John scowled. “I only did one wicked thing, and I did it to save the lives of my crew.”
“One wicked thing? I could name a half dozen wicked things you’ve done today alone. You killed a man!”
“He was a Fury, and you tried to kill him first. I only finished what you started,” he said.
“You’ve been wanting to kill Mr. M
ueller for years,” I said.
“And Darwin would agree with me that the species is better off without him.” His brow wrinkled as he looked at me. “Why are you wearing my father’s whip on a belt around your waist?”
I had forgotten all about it. “Oh … Mr. Liu gave it to me. For protection, I think.” Another white lie, but less embarrassing, I felt, than telling him what Mr. Liu had really said, about my needing it because I was a kite with no strings.
“My father’s whip?” Now his eyebrows went way, way up.
I realized the subject needed immediate changing.

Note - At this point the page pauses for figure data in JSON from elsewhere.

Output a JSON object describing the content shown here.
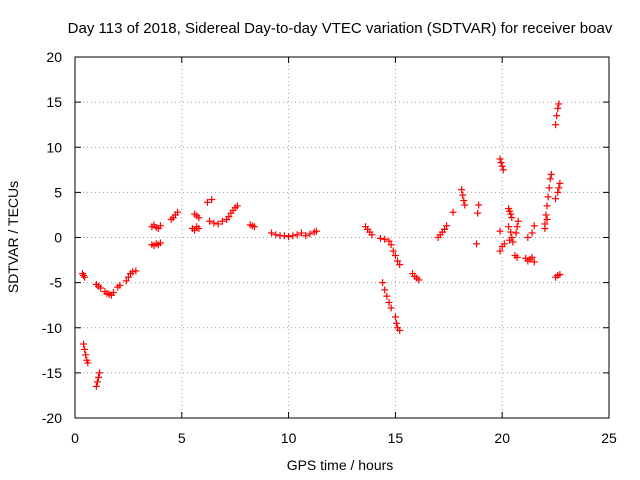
{
  "chart_data": {
    "type": "scatter",
    "title": "Day 113 of 2018, Sidereal Day-to-day VTEC variation (SDTVAR) for receiver boav",
    "xlabel": "GPS time / hours",
    "ylabel": "SDTVAR / TECUs",
    "xlim": [
      0,
      25
    ],
    "ylim": [
      -20,
      20
    ],
    "xticks": [
      0,
      5,
      10,
      15,
      20,
      25
    ],
    "yticks": [
      -20,
      -15,
      -10,
      -5,
      0,
      5,
      10,
      15,
      20
    ],
    "xtick_labels": [
      "0",
      "5",
      "10",
      "15",
      "20",
      "25"
    ],
    "ytick_labels": [
      "-20",
      "-15",
      "-10",
      "-5",
      "0",
      "5",
      "10",
      "15",
      "20"
    ],
    "grid": true,
    "marker": "plus",
    "color": "#ff0000",
    "series": [
      {
        "name": "SDTVAR",
        "points": [
          [
            0.35,
            -4.0
          ],
          [
            0.4,
            -4.2
          ],
          [
            0.45,
            -4.4
          ],
          [
            0.4,
            -11.8
          ],
          [
            0.45,
            -12.4
          ],
          [
            0.5,
            -13.0
          ],
          [
            0.55,
            -13.6
          ],
          [
            0.6,
            -13.9
          ],
          [
            1.0,
            -16.5
          ],
          [
            1.05,
            -16.0
          ],
          [
            1.1,
            -15.5
          ],
          [
            1.15,
            -15.0
          ],
          [
            1.0,
            -5.2
          ],
          [
            1.1,
            -5.4
          ],
          [
            1.2,
            -5.6
          ],
          [
            1.4,
            -6.0
          ],
          [
            1.5,
            -6.2
          ],
          [
            1.6,
            -6.3
          ],
          [
            1.7,
            -6.4
          ],
          [
            1.8,
            -6.1
          ],
          [
            2.0,
            -5.5
          ],
          [
            2.1,
            -5.3
          ],
          [
            2.4,
            -4.8
          ],
          [
            2.5,
            -4.4
          ],
          [
            2.6,
            -4.0
          ],
          [
            2.7,
            -3.8
          ],
          [
            2.85,
            -3.7
          ],
          [
            3.6,
            1.2
          ],
          [
            3.7,
            1.4
          ],
          [
            3.8,
            1.1
          ],
          [
            3.9,
            1.0
          ],
          [
            4.0,
            1.3
          ],
          [
            3.6,
            -0.8
          ],
          [
            3.7,
            -0.9
          ],
          [
            3.8,
            -0.7
          ],
          [
            3.9,
            -0.8
          ],
          [
            4.0,
            -0.6
          ],
          [
            4.5,
            2.0
          ],
          [
            4.6,
            2.2
          ],
          [
            4.7,
            2.5
          ],
          [
            4.8,
            2.8
          ],
          [
            5.6,
            2.6
          ],
          [
            5.7,
            2.4
          ],
          [
            5.8,
            2.2
          ],
          [
            5.5,
            1.0
          ],
          [
            5.6,
            0.8
          ],
          [
            5.7,
            1.2
          ],
          [
            5.8,
            1.0
          ],
          [
            6.2,
            3.9
          ],
          [
            6.4,
            4.2
          ],
          [
            6.3,
            1.8
          ],
          [
            6.5,
            1.6
          ],
          [
            6.7,
            1.5
          ],
          [
            6.9,
            1.8
          ],
          [
            7.1,
            2.0
          ],
          [
            7.2,
            2.3
          ],
          [
            7.3,
            2.7
          ],
          [
            7.4,
            3.0
          ],
          [
            7.5,
            3.3
          ],
          [
            7.6,
            3.5
          ],
          [
            8.2,
            1.4
          ],
          [
            8.3,
            1.3
          ],
          [
            8.4,
            1.2
          ],
          [
            9.2,
            0.5
          ],
          [
            9.4,
            0.3
          ],
          [
            9.6,
            0.2
          ],
          [
            9.8,
            0.2
          ],
          [
            10.0,
            0.1
          ],
          [
            10.2,
            0.2
          ],
          [
            10.4,
            0.3
          ],
          [
            10.6,
            0.5
          ],
          [
            10.8,
            0.2
          ],
          [
            11.0,
            0.4
          ],
          [
            11.2,
            0.6
          ],
          [
            11.3,
            0.7
          ],
          [
            13.6,
            1.2
          ],
          [
            13.7,
            0.9
          ],
          [
            13.8,
            0.6
          ],
          [
            13.9,
            0.3
          ],
          [
            14.3,
            -0.1
          ],
          [
            14.5,
            -0.2
          ],
          [
            14.7,
            -0.4
          ],
          [
            14.8,
            -0.8
          ],
          [
            14.4,
            -5.0
          ],
          [
            14.5,
            -5.8
          ],
          [
            14.6,
            -6.5
          ],
          [
            14.7,
            -7.2
          ],
          [
            14.8,
            -7.8
          ],
          [
            14.9,
            -1.5
          ],
          [
            15.0,
            -2.0
          ],
          [
            15.1,
            -2.6
          ],
          [
            15.2,
            -3.0
          ],
          [
            15.0,
            -8.8
          ],
          [
            15.05,
            -9.5
          ],
          [
            15.1,
            -10.0
          ],
          [
            15.2,
            -10.3
          ],
          [
            15.8,
            -4.0
          ],
          [
            15.9,
            -4.3
          ],
          [
            16.0,
            -4.5
          ],
          [
            16.1,
            -4.7
          ],
          [
            17.0,
            0.0
          ],
          [
            17.1,
            0.3
          ],
          [
            17.2,
            0.6
          ],
          [
            17.3,
            0.9
          ],
          [
            17.4,
            1.3
          ],
          [
            17.7,
            2.8
          ],
          [
            18.1,
            5.3
          ],
          [
            18.15,
            4.7
          ],
          [
            18.2,
            4.1
          ],
          [
            18.25,
            3.6
          ],
          [
            18.8,
            -0.7
          ],
          [
            18.85,
            2.7
          ],
          [
            18.9,
            3.6
          ],
          [
            19.9,
            8.7
          ],
          [
            19.95,
            8.3
          ],
          [
            20.0,
            7.9
          ],
          [
            20.05,
            7.5
          ],
          [
            19.9,
            -1.5
          ],
          [
            20.0,
            -1.0
          ],
          [
            20.1,
            -0.7
          ],
          [
            19.9,
            0.7
          ],
          [
            20.3,
            3.2
          ],
          [
            20.35,
            2.9
          ],
          [
            20.4,
            2.6
          ],
          [
            20.45,
            2.2
          ],
          [
            20.3,
            1.2
          ],
          [
            20.4,
            0.6
          ],
          [
            20.45,
            0.0
          ],
          [
            20.5,
            -0.5
          ],
          [
            20.35,
            -0.3
          ],
          [
            20.6,
            -2.0
          ],
          [
            20.7,
            -2.2
          ],
          [
            20.65,
            0.5
          ],
          [
            20.7,
            1.2
          ],
          [
            20.75,
            1.8
          ],
          [
            21.1,
            -2.3
          ],
          [
            21.2,
            -2.6
          ],
          [
            21.3,
            -2.4
          ],
          [
            21.4,
            -2.2
          ],
          [
            21.5,
            -2.7
          ],
          [
            21.2,
            0.0
          ],
          [
            21.4,
            0.5
          ],
          [
            21.5,
            1.3
          ],
          [
            22.0,
            1.5
          ],
          [
            22.05,
            2.5
          ],
          [
            22.1,
            3.5
          ],
          [
            22.15,
            4.5
          ],
          [
            22.2,
            5.5
          ],
          [
            22.25,
            6.5
          ],
          [
            22.3,
            7.0
          ],
          [
            22.0,
            1.0
          ],
          [
            22.1,
            2.0
          ],
          [
            22.5,
            12.5
          ],
          [
            22.55,
            13.5
          ],
          [
            22.6,
            14.3
          ],
          [
            22.65,
            14.8
          ],
          [
            22.5,
            4.3
          ],
          [
            22.6,
            5.0
          ],
          [
            22.65,
            5.5
          ],
          [
            22.7,
            6.0
          ],
          [
            22.5,
            -4.4
          ],
          [
            22.6,
            -4.2
          ],
          [
            22.7,
            -4.1
          ]
        ]
      }
    ]
  }
}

“Oh, look,” I said, casually handing him his tablet. As usual, I’d been able to make nothing out on it, since the symbols it displayed were completely foreign to me. But there were several messages on my own phone, and I began to read them aloud to him. “Kayla says they’re at the hospital, and everything is fine. Well, Farah’s probably going to have to have her stomach pumped, so that’s not so good. And they’ve closed all the roads, so they’re going to have to stay there a while. Maybe all night, until the storm ends. Unless you want to go get them, of course.”

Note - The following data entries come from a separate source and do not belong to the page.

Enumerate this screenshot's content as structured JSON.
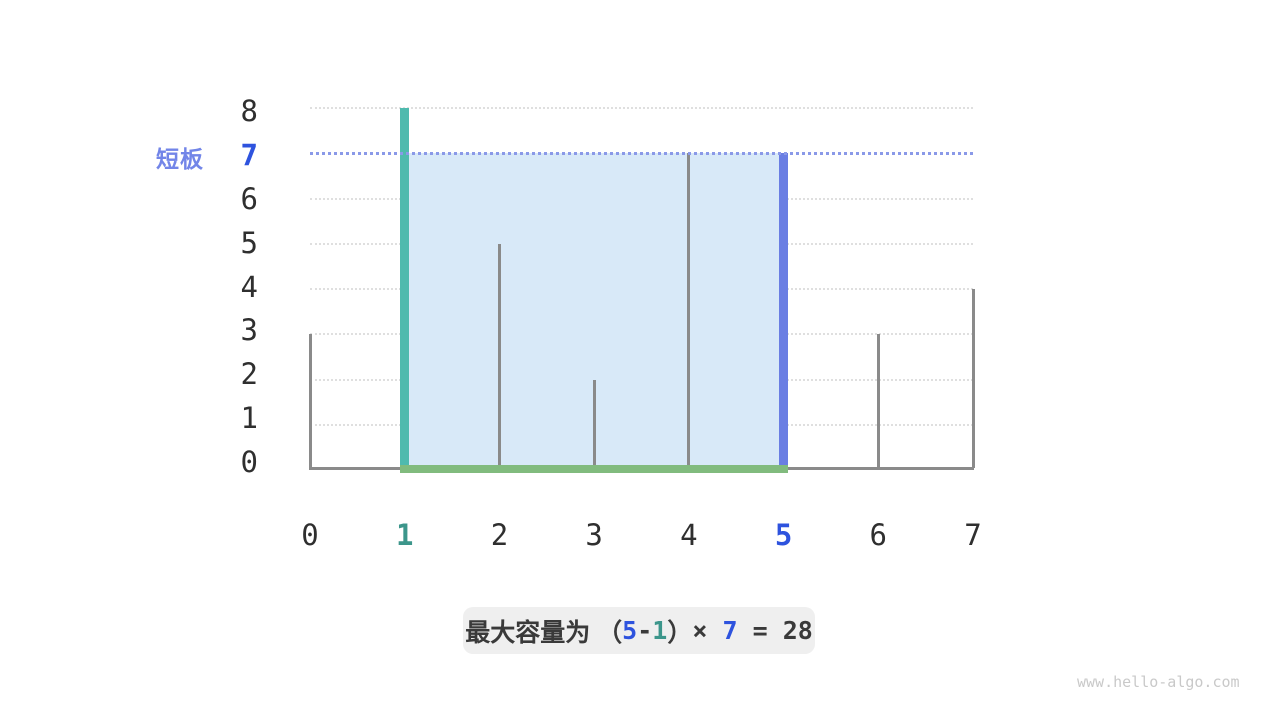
{
  "chart_data": {
    "type": "bar",
    "x": [
      0,
      1,
      2,
      3,
      4,
      5,
      6,
      7
    ],
    "heights": [
      3,
      8,
      5,
      2,
      7,
      7,
      3,
      4
    ],
    "xlim": [
      0,
      7
    ],
    "ylim": [
      0,
      8
    ],
    "x_tick_labels": [
      "0",
      "1",
      "2",
      "3",
      "4",
      "5",
      "6",
      "7"
    ],
    "y_tick_labels": [
      "0",
      "1",
      "2",
      "3",
      "4",
      "5",
      "6",
      "7",
      "8"
    ],
    "grid": true,
    "left_pointer": {
      "index": 1,
      "height": 8,
      "color": "#4FBAAE"
    },
    "right_pointer": {
      "index": 5,
      "height": 7,
      "color": "#6A7EE3"
    },
    "water": {
      "from_x": 1,
      "to_x": 5,
      "level": 7,
      "area": 28,
      "fill_color": "#D8E9F8",
      "range_color": "#81BB7E"
    },
    "short_board_label": "短板",
    "short_board_value": "7",
    "bar_color": "#8A8A8A",
    "axis_color": "#8A8A8A",
    "gridline_color": "#DFDFDF",
    "water_level_line_color": "#8A99E8",
    "tick_color": "#2F2F2F",
    "tick_highlight_blue": "#2E53DE",
    "tick_highlight_teal": "#3C968B"
  },
  "caption": {
    "background": "#EFEFEF",
    "parts": [
      {
        "text": "最大容量为 （",
        "color": "#3A3A3A",
        "bold": false,
        "mono": false
      },
      {
        "text": "5",
        "color": "#2E53DE",
        "bold": true,
        "mono": true
      },
      {
        "text": "-",
        "color": "#3A3A3A",
        "bold": true,
        "mono": true
      },
      {
        "text": "1",
        "color": "#3C968B",
        "bold": true,
        "mono": true
      },
      {
        "text": "）",
        "color": "#3A3A3A",
        "bold": false,
        "mono": false
      },
      {
        "text": "× ",
        "color": "#3A3A3A",
        "bold": false,
        "mono": true
      },
      {
        "text": "7",
        "color": "#2E53DE",
        "bold": true,
        "mono": true
      },
      {
        "text": " = ",
        "color": "#3A3A3A",
        "bold": false,
        "mono": true
      },
      {
        "text": "28",
        "color": "#3A3A3A",
        "bold": true,
        "mono": true
      }
    ]
  },
  "watermark": {
    "text": "www.hello-algo.com",
    "color": "#C9C9C9"
  }
}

“If they’re not in any danger, why would I leave here?” John asked, sinking down onto my bed. He was staring at the screen of his tablet, as I’d known he would. It had been a long time since he’d seen it, and he was a workaholic. I was sure it was telling him all sorts of dire things about the state of the Underworld, not to mention the status of people who were in peril of dying and traveling there soon.
“Oh,” I said. “Well, that’s okay. Frank really likes the cafeteria food. But Kayla isn’t sure her mom is so wild about Frank.”
John let out a sarcastic laugh, still staring down at his screen.
“You might want to laugh more quietly,” I said, loosening the belt Mr. Liu had given me, and allowing it to fall to the floor, “unless you want my mom to come in here and not feel so wild about you.”
John sobered instantly. “What about Alex?”
“There’s no word from him,” I said. “Alex only calls or texts me when he’s dying. Is he?”